Gaúchas com a palavra
O ano de 2021 foi o pior da minha vida. Naquele fevereiro a covid derrubou-me de uma forma que levei o ano inteiro para me recuperar. Enquanto convalescia, estreitei os laços com a minha gata Cora. Forçado a ficar em casa, passava horas decifrando a linguagem felina. Quando estava prestes a falar gatês, a mesma doença que quase me levou a levou. Decididamente, um ano para esquecer.
Fora o carinho e amparo dos amigos e familiares, minha memória daquele ano só registra uma felicidade: tive tempo para ler com calma Os Gaúchos - Cultura e identidade masculina no Pampa (Tomo Editorial, 2021), de Ondina Fachel Leal. O livro é um presente para nosso Estado, daqueles raros que já nascem clássicos. Obra que abarca todas as dimensões do seu tema.
O livro Os Gaúchos fica na prateleira dos inclassificáveis, pois é de antropologia, de história, de cultura gaúcha, de sociologia das mulheres do Pampa, da psicologia do suicídio. No estilo, Ondina alcança a façanha de escrever em linguagem simples sem deixar de ser profunda.

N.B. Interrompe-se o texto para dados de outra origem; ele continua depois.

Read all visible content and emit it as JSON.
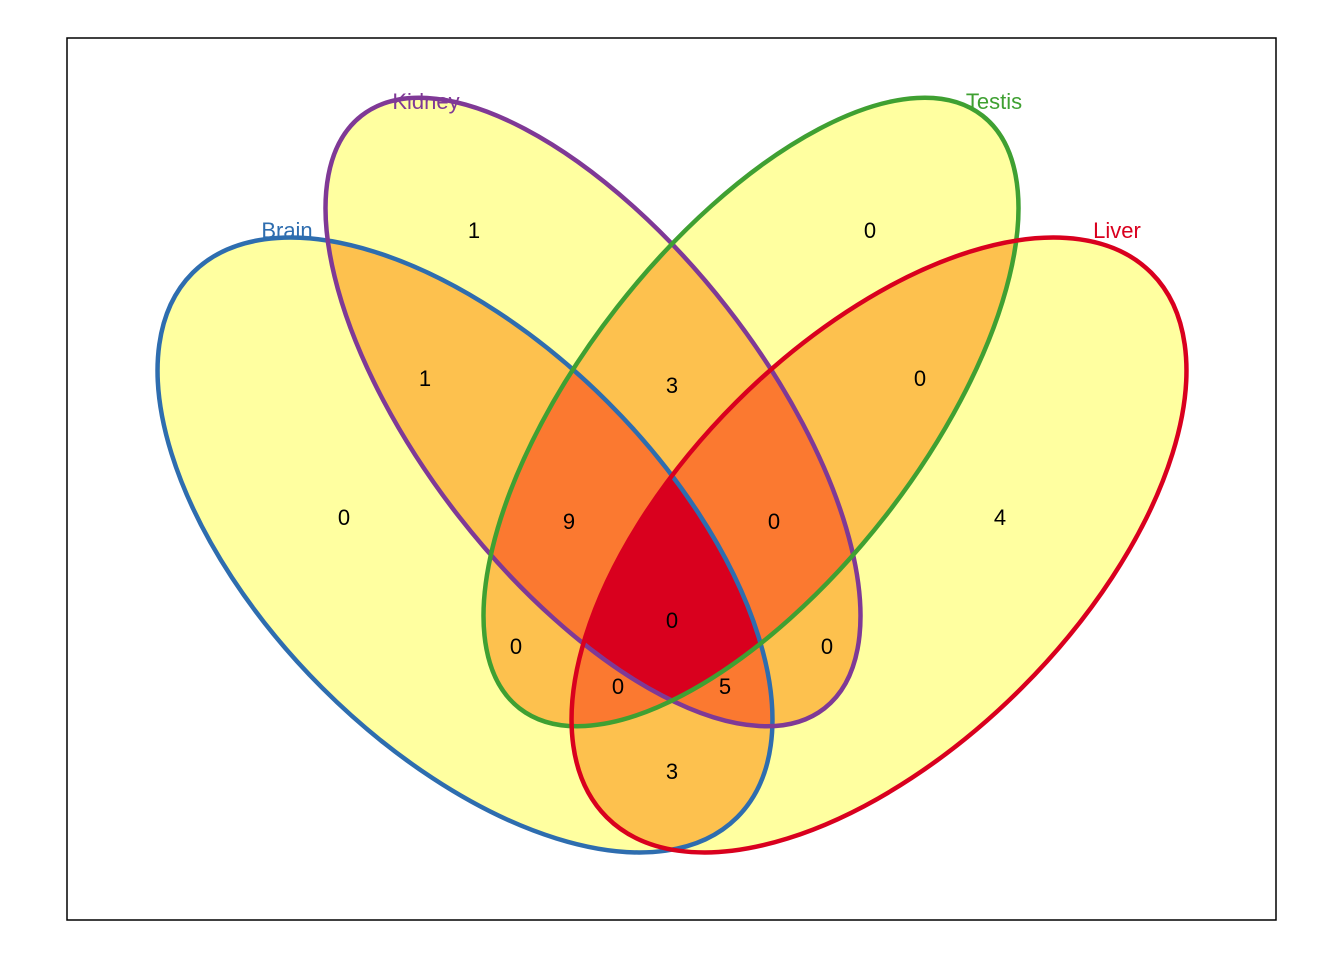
{
  "colors": {
    "background": "#ffffff",
    "frame": "#000000",
    "level1": "#FFFFA0",
    "level2": "#FDC14E",
    "level3": "#FB7930",
    "level4": "#D9001E",
    "brain": "#2E6DAF",
    "kidney": "#7F3996",
    "testis": "#3FA032",
    "liver": "#D9001E"
  },
  "sets": {
    "brain": "Brain",
    "kidney": "Kidney",
    "testis": "Testis",
    "liver": "Liver"
  },
  "regions": {
    "brain_only": "0",
    "kidney_only": "1",
    "testis_only": "0",
    "liver_only": "4",
    "brain_kidney": "1",
    "kidney_testis": "3",
    "testis_liver": "0",
    "brain_testis": "0",
    "kidney_liver": "0",
    "brain_liver": "3",
    "brain_kidney_testis": "9",
    "kidney_testis_liver": "0",
    "brain_kidney_liver": "5",
    "brain_testis_liver": "0",
    "all_four": "0"
  }
}
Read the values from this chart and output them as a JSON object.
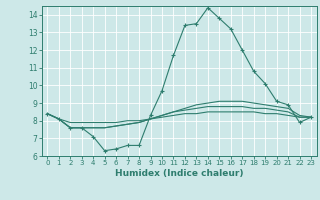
{
  "title": "",
  "xlabel": "Humidex (Indice chaleur)",
  "ylabel": "",
  "xlim": [
    -0.5,
    23.5
  ],
  "ylim": [
    6,
    14.5
  ],
  "yticks": [
    6,
    7,
    8,
    9,
    10,
    11,
    12,
    13,
    14
  ],
  "xticks": [
    0,
    1,
    2,
    3,
    4,
    5,
    6,
    7,
    8,
    9,
    10,
    11,
    12,
    13,
    14,
    15,
    16,
    17,
    18,
    19,
    20,
    21,
    22,
    23
  ],
  "bg_color": "#cde8e8",
  "grid_color": "#ffffff",
  "line_color": "#2e7d6e",
  "line1": {
    "x": [
      0,
      1,
      2,
      3,
      4,
      5,
      6,
      7,
      8,
      9,
      10,
      11,
      12,
      13,
      14,
      15,
      16,
      17,
      18,
      19,
      20,
      21,
      22,
      23
    ],
    "y": [
      8.4,
      8.1,
      7.6,
      7.6,
      7.1,
      6.3,
      6.4,
      6.6,
      6.6,
      8.3,
      9.7,
      11.7,
      13.4,
      13.5,
      14.4,
      13.8,
      13.2,
      12.0,
      10.8,
      10.1,
      9.1,
      8.9,
      7.9,
      8.2
    ]
  },
  "line2": {
    "x": [
      0,
      1,
      2,
      3,
      4,
      5,
      6,
      7,
      8,
      9,
      10,
      11,
      12,
      13,
      14,
      15,
      16,
      17,
      18,
      19,
      20,
      21,
      22,
      23
    ],
    "y": [
      8.4,
      8.1,
      7.6,
      7.6,
      7.6,
      7.6,
      7.7,
      7.8,
      7.9,
      8.1,
      8.3,
      8.5,
      8.7,
      8.9,
      9.0,
      9.1,
      9.1,
      9.1,
      9.0,
      8.9,
      8.8,
      8.7,
      8.3,
      8.2
    ]
  },
  "line3": {
    "x": [
      0,
      1,
      2,
      3,
      4,
      5,
      6,
      7,
      8,
      9,
      10,
      11,
      12,
      13,
      14,
      15,
      16,
      17,
      18,
      19,
      20,
      21,
      22,
      23
    ],
    "y": [
      8.4,
      8.1,
      7.6,
      7.6,
      7.6,
      7.6,
      7.7,
      7.8,
      7.9,
      8.1,
      8.3,
      8.5,
      8.6,
      8.7,
      8.8,
      8.8,
      8.8,
      8.8,
      8.7,
      8.7,
      8.6,
      8.5,
      8.2,
      8.2
    ]
  },
  "line4": {
    "x": [
      0,
      1,
      2,
      3,
      4,
      5,
      6,
      7,
      8,
      9,
      10,
      11,
      12,
      13,
      14,
      15,
      16,
      17,
      18,
      19,
      20,
      21,
      22,
      23
    ],
    "y": [
      8.4,
      8.1,
      7.9,
      7.9,
      7.9,
      7.9,
      7.9,
      8.0,
      8.0,
      8.1,
      8.2,
      8.3,
      8.4,
      8.4,
      8.5,
      8.5,
      8.5,
      8.5,
      8.5,
      8.4,
      8.4,
      8.3,
      8.2,
      8.2
    ]
  }
}
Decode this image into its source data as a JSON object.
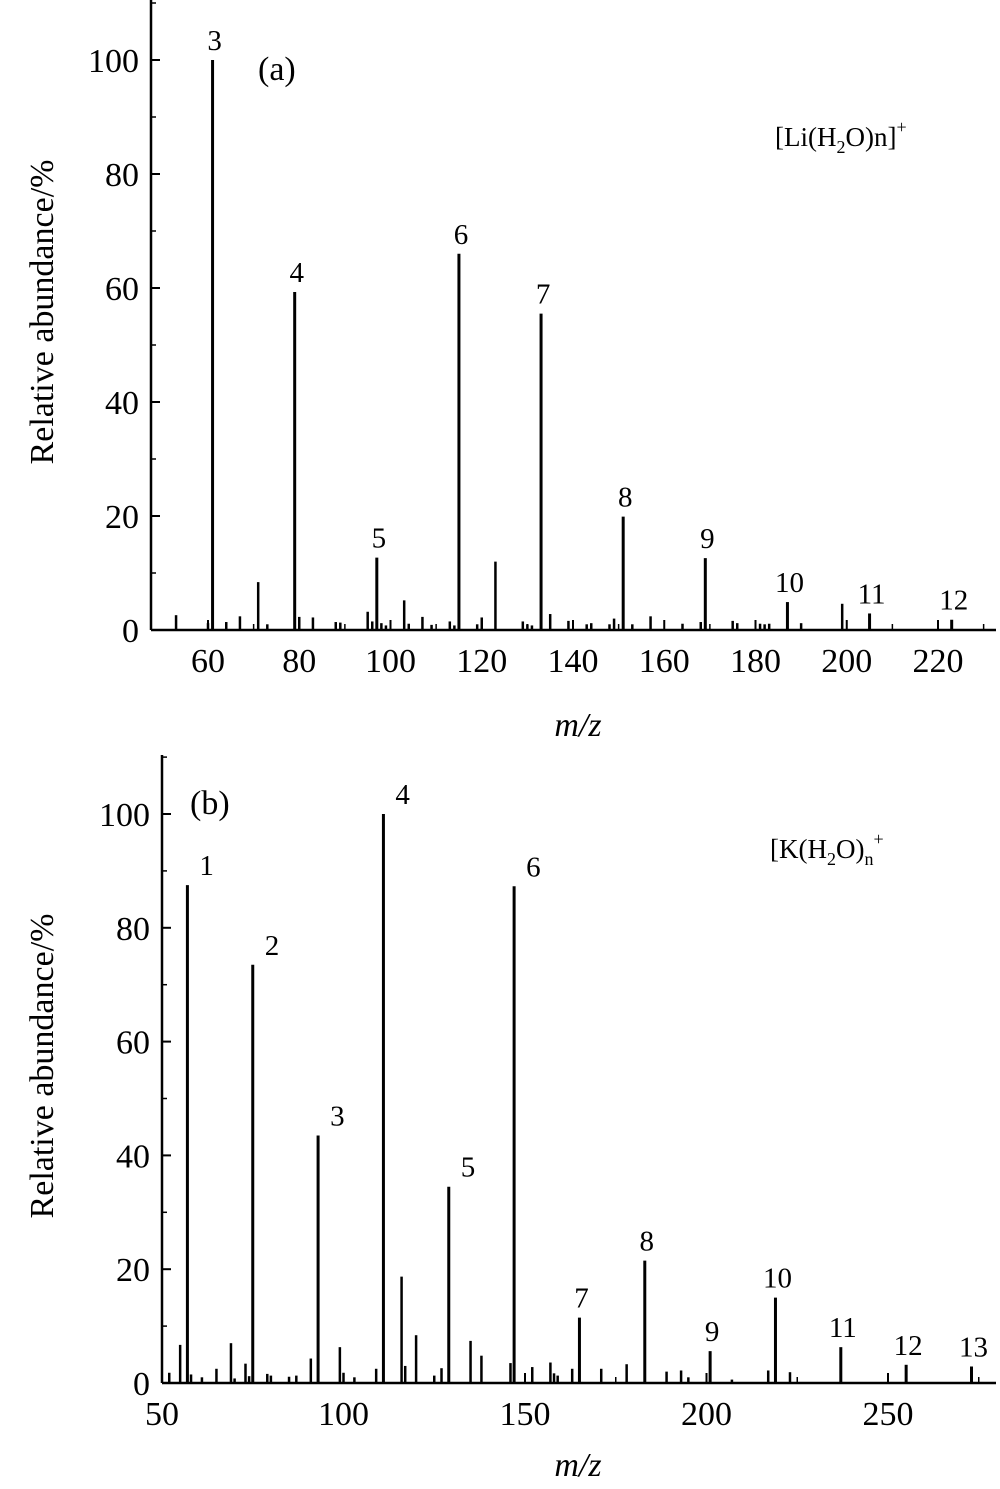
{
  "chart_data": [
    {
      "type": "bar",
      "panel_label": "(a)",
      "species_label": {
        "base": "[Li(H",
        "sub": "2",
        "mid": "O)n]",
        "sup": "+",
        "sub2": ""
      },
      "xlabel": "m/z",
      "ylabel": "Relative abundance/%",
      "xlim": [
        50,
        230
      ],
      "ylim": [
        0,
        110
      ],
      "x_ticks": [
        60,
        80,
        100,
        120,
        140,
        160,
        180,
        200,
        220
      ],
      "y_ticks": [
        0,
        20,
        40,
        60,
        80,
        100
      ],
      "labeled_peaks": [
        {
          "n": "3",
          "mz": 61,
          "abundance": 100
        },
        {
          "n": "4",
          "mz": 79,
          "abundance": 59.3
        },
        {
          "n": "5",
          "mz": 97,
          "abundance": 12.7
        },
        {
          "n": "6",
          "mz": 115,
          "abundance": 66
        },
        {
          "n": "7",
          "mz": 133,
          "abundance": 55.5
        },
        {
          "n": "8",
          "mz": 151,
          "abundance": 19.9
        },
        {
          "n": "9",
          "mz": 169,
          "abundance": 12.6
        },
        {
          "n": "10",
          "mz": 187,
          "abundance": 4.9
        },
        {
          "n": "11",
          "mz": 205,
          "abundance": 2.9
        },
        {
          "n": "12",
          "mz": 223,
          "abundance": 1.8
        }
      ],
      "minor_peaks": [
        {
          "mz": 53,
          "abundance": 2.6
        },
        {
          "mz": 60,
          "abundance": 1.2
        },
        {
          "mz": 64,
          "abundance": 1.4
        },
        {
          "mz": 67,
          "abundance": 2.4
        },
        {
          "mz": 71,
          "abundance": 8.4
        },
        {
          "mz": 73,
          "abundance": 1.0
        },
        {
          "mz": 80,
          "abundance": 2.3
        },
        {
          "mz": 83,
          "abundance": 2.2
        },
        {
          "mz": 88,
          "abundance": 1.4
        },
        {
          "mz": 89,
          "abundance": 1.3
        },
        {
          "mz": 95,
          "abundance": 3.2
        },
        {
          "mz": 96,
          "abundance": 1.5
        },
        {
          "mz": 98,
          "abundance": 1.2
        },
        {
          "mz": 99,
          "abundance": 0.8
        },
        {
          "mz": 103,
          "abundance": 5.2
        },
        {
          "mz": 104,
          "abundance": 1.1
        },
        {
          "mz": 107,
          "abundance": 2.3
        },
        {
          "mz": 109,
          "abundance": 0.9
        },
        {
          "mz": 113,
          "abundance": 1.5
        },
        {
          "mz": 114,
          "abundance": 0.8
        },
        {
          "mz": 119,
          "abundance": 1.0
        },
        {
          "mz": 120,
          "abundance": 2.2
        },
        {
          "mz": 123,
          "abundance": 12.0
        },
        {
          "mz": 129,
          "abundance": 1.5
        },
        {
          "mz": 130,
          "abundance": 1.0
        },
        {
          "mz": 131,
          "abundance": 0.8
        },
        {
          "mz": 135,
          "abundance": 2.8
        },
        {
          "mz": 139,
          "abundance": 1.6
        },
        {
          "mz": 143,
          "abundance": 1.0
        },
        {
          "mz": 144,
          "abundance": 1.2
        },
        {
          "mz": 148,
          "abundance": 1.0
        },
        {
          "mz": 149,
          "abundance": 2.0
        },
        {
          "mz": 153,
          "abundance": 1.0
        },
        {
          "mz": 157,
          "abundance": 2.4
        },
        {
          "mz": 164,
          "abundance": 1.1
        },
        {
          "mz": 168,
          "abundance": 1.4
        },
        {
          "mz": 175,
          "abundance": 1.6
        },
        {
          "mz": 176,
          "abundance": 1.2
        },
        {
          "mz": 181,
          "abundance": 1.1
        },
        {
          "mz": 182,
          "abundance": 1.0
        },
        {
          "mz": 183,
          "abundance": 1.1
        },
        {
          "mz": 190,
          "abundance": 1.2
        },
        {
          "mz": 199,
          "abundance": 4.6
        }
      ]
    },
    {
      "type": "bar",
      "panel_label": "(b)",
      "species_label": {
        "base": "[K(H",
        "sub": "2",
        "mid": "O)",
        "sup": "+",
        "sub2": "n"
      },
      "xlabel": "m/z",
      "ylabel": "Relative abundance/%",
      "xlim": [
        50,
        280
      ],
      "ylim": [
        0,
        110
      ],
      "x_ticks": [
        50,
        100,
        150,
        200,
        250
      ],
      "y_ticks": [
        0,
        20,
        40,
        60,
        80,
        100
      ],
      "labeled_peaks": [
        {
          "n": "1",
          "mz": 57,
          "abundance": 87.5
        },
        {
          "n": "2",
          "mz": 75,
          "abundance": 73.5
        },
        {
          "n": "3",
          "mz": 93,
          "abundance": 43.5
        },
        {
          "n": "4",
          "mz": 111,
          "abundance": 100
        },
        {
          "n": "5",
          "mz": 129,
          "abundance": 34.5
        },
        {
          "n": "6",
          "mz": 147,
          "abundance": 87.3
        },
        {
          "n": "7",
          "mz": 165,
          "abundance": 11.5
        },
        {
          "n": "8",
          "mz": 183,
          "abundance": 21.5
        },
        {
          "n": "9",
          "mz": 201,
          "abundance": 5.6
        },
        {
          "n": "10",
          "mz": 219,
          "abundance": 15.0
        },
        {
          "n": "11",
          "mz": 237,
          "abundance": 6.3
        },
        {
          "n": "12",
          "mz": 255,
          "abundance": 3.2
        },
        {
          "n": "13",
          "mz": 273,
          "abundance": 2.9
        }
      ],
      "minor_peaks": [
        {
          "mz": 52,
          "abundance": 1.8
        },
        {
          "mz": 55,
          "abundance": 6.7
        },
        {
          "mz": 58,
          "abundance": 1.5
        },
        {
          "mz": 61,
          "abundance": 1.0
        },
        {
          "mz": 65,
          "abundance": 2.5
        },
        {
          "mz": 69,
          "abundance": 7.0
        },
        {
          "mz": 70,
          "abundance": 0.8
        },
        {
          "mz": 73,
          "abundance": 3.4
        },
        {
          "mz": 74,
          "abundance": 1.2
        },
        {
          "mz": 79,
          "abundance": 1.6
        },
        {
          "mz": 80,
          "abundance": 1.3
        },
        {
          "mz": 85,
          "abundance": 1.1
        },
        {
          "mz": 87,
          "abundance": 1.3
        },
        {
          "mz": 91,
          "abundance": 4.3
        },
        {
          "mz": 99,
          "abundance": 6.3
        },
        {
          "mz": 100,
          "abundance": 1.8
        },
        {
          "mz": 103,
          "abundance": 1.0
        },
        {
          "mz": 109,
          "abundance": 2.5
        },
        {
          "mz": 116,
          "abundance": 18.7
        },
        {
          "mz": 117,
          "abundance": 3.0
        },
        {
          "mz": 120,
          "abundance": 8.4
        },
        {
          "mz": 125,
          "abundance": 1.3
        },
        {
          "mz": 127,
          "abundance": 2.6
        },
        {
          "mz": 135,
          "abundance": 7.4
        },
        {
          "mz": 138,
          "abundance": 4.8
        },
        {
          "mz": 146,
          "abundance": 3.5
        },
        {
          "mz": 152,
          "abundance": 2.8
        },
        {
          "mz": 157,
          "abundance": 3.6
        },
        {
          "mz": 158,
          "abundance": 1.7
        },
        {
          "mz": 159,
          "abundance": 1.3
        },
        {
          "mz": 163,
          "abundance": 2.5
        },
        {
          "mz": 171,
          "abundance": 2.5
        },
        {
          "mz": 178,
          "abundance": 3.3
        },
        {
          "mz": 189,
          "abundance": 2.0
        },
        {
          "mz": 193,
          "abundance": 2.2
        },
        {
          "mz": 195,
          "abundance": 1.0
        },
        {
          "mz": 207,
          "abundance": 0.6
        },
        {
          "mz": 217,
          "abundance": 2.2
        },
        {
          "mz": 223,
          "abundance": 1.9
        }
      ]
    }
  ]
}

É também uma aula de como se faz pesquisa, a autora explica os caminhos das escolhas teóricas e das alterações que o projeto pode ganhar no decorrer da experiência de campo.
Certos livros não escolhemos, tropeçamos neles. Quis entender do que tratava o recém-lançado livro A Estranha Ideia de Família (Editora Arquipélago), da Julia da Rosa Simões, e caí lá dentro. O mote é simples, Julia cresceu com dois mistérios: a amargura da avó - mãe de seu pai - e o silêncio deste pai, especialmente sobre a história de sua família de origem. A obra é o relato detetivesco da abertura do álbum de segredos de sua família.
Difícil falar do livro da Julia sem estragar a surpresa da trama, mas na essência é um exemplo de como as mulheres da fronteira eram tratadas quando descarrilhavam do papel tradicional. Serve como ilustração das teses da Ondina sobre as funestas consequências da cultura da honra na vida de todos. Como Julia é historiadora, o enredo familiar é lido dentro do contexto da época. Ela dialoga com vários autores, mas a mais importante fonte para seu livro é justamente Os Gaúchos.
No costumeiro relato das nossas glórias e no inventário das covardias, sobrou pouco espaço para a análise da dolorosa história da intimidade. A visada feminina sobre a nossa cultura tira da sombra o preço do apagamento imposto às nossas antepassadas.